In the real numbers, such a partition will always have the first set having a greatest element, which is known as the least-upper-bound property. However, in the rational numbers, we might come across a partition where the first set does not have such an element.

For example, define a Dedekind cut $~$(A, B)$~$ of the rational numbers such that $~$B = \{x \in \mathbb{Q} \ | \ x > 0 \wedge x^2 > 2\}$~$ and $~$A$~$ is the complement of $~$B$~$. In plainer language, $~$B$~$ consists of all the numbers greater than $~$\sqrt{2}$~$, but because $~$\sqrt{2}$~$ doesn't exist in the space of rational numbers, we can't use that to formulate our definition. Obviously every element of $~$A$~$ is less than every element of $~$B$~$, but $~$A$~$ has no greatest element either, because we can create a sequence of numbers in $~$A$~$ that gets bigger and bigger (as it approaches $~$\sqrt{2}$~$) but never stops at a maximum value.

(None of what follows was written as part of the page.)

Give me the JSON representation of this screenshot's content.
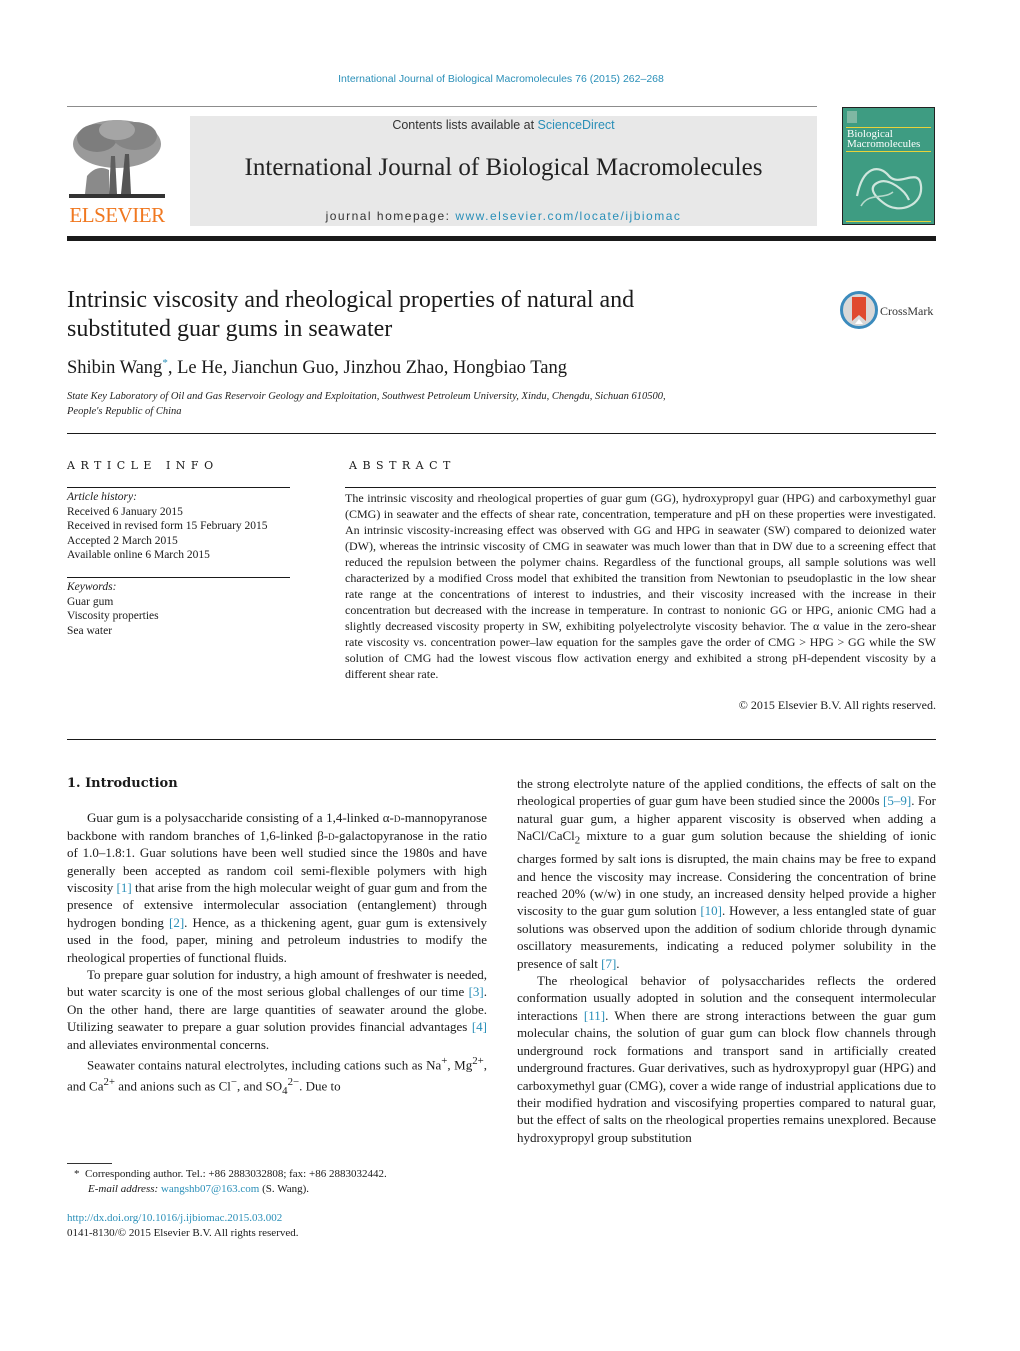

For each of these "strict cuts" where neither set has a "boundary element", we define a new irrational number to "fill in the gap", just like with the Cauchy sequences. For the Dedekind cuts where one of the sets does have a least or greatest element, we define a real number equal to that rational number.

This definition has the advantage that each real number is represented by a unique Dedekind cut, unlike the Cauchy sequences where multiple sequences can converge to the same number.

## Comments

Eric Bruylant

Approved, but the summary could do with a bit of improvement, make it something that a non-mathematician will get something out of. Give examples of things that are and are not real numbers.

Kevin Clancy

I'm pretty tired right now, but this definition seems kind of circular to me. It involves an infinite sum, and infinite sums are defined in terms of limits. But a limit of rational numbers is defined in terms of the set of real numbers. Maybe it would be better to present the definition of real numbers that one would find in a real analysis text.

Michael Cohen

Hey Kevin. I think I accidentally clicked ignore on your query. I'll look into that definition. I think potentially this definition isn't circular, but you might be right. I don't know quite how to put it, but it seems like this criticism could be directed at any algorithm that attempts to point towards all real numbers. The algorithm, it seems, would have to keep gesturing closer and closer to the real number it is trying to indicate. It's not as if the algorithm can take the set of real numbers for granted, and then say that we just need to find the number in the set of real numbers that satisfies the condition that we keep getting closer and closer to it, and then finally we add that to the set of real numbers. And yet, any algorithm that doesn't have a set in mind that it can pull the answer from, I think it will involve something along the lines of pointing towards a number that doesn't yet come from a well-defined spot. Otherwise, the algorithm can't create the well-defined spot. That might all be utter nonsense though.

Joe Zeng

This definition of the real numbers has a bigger problem with it than just circular logic — it also runs into the 0.9999… = 1 paradox. The sets $~$\mathbb{N} \setminus \{1, 2, 3, 4, 5\}$~$ and the set $~${5}$~$ both encode the number $~$1/8$~$.

Normally the real numbers are defined using either Dedekind cuts or Cauchy sequences of rational numbers. Could we please use one of those definitions instead, as they're the standard ones used by most mathematicians?

Alexei Andreev

This is not a very good summary, since it relies on the reader understanding what a "complete number line" is.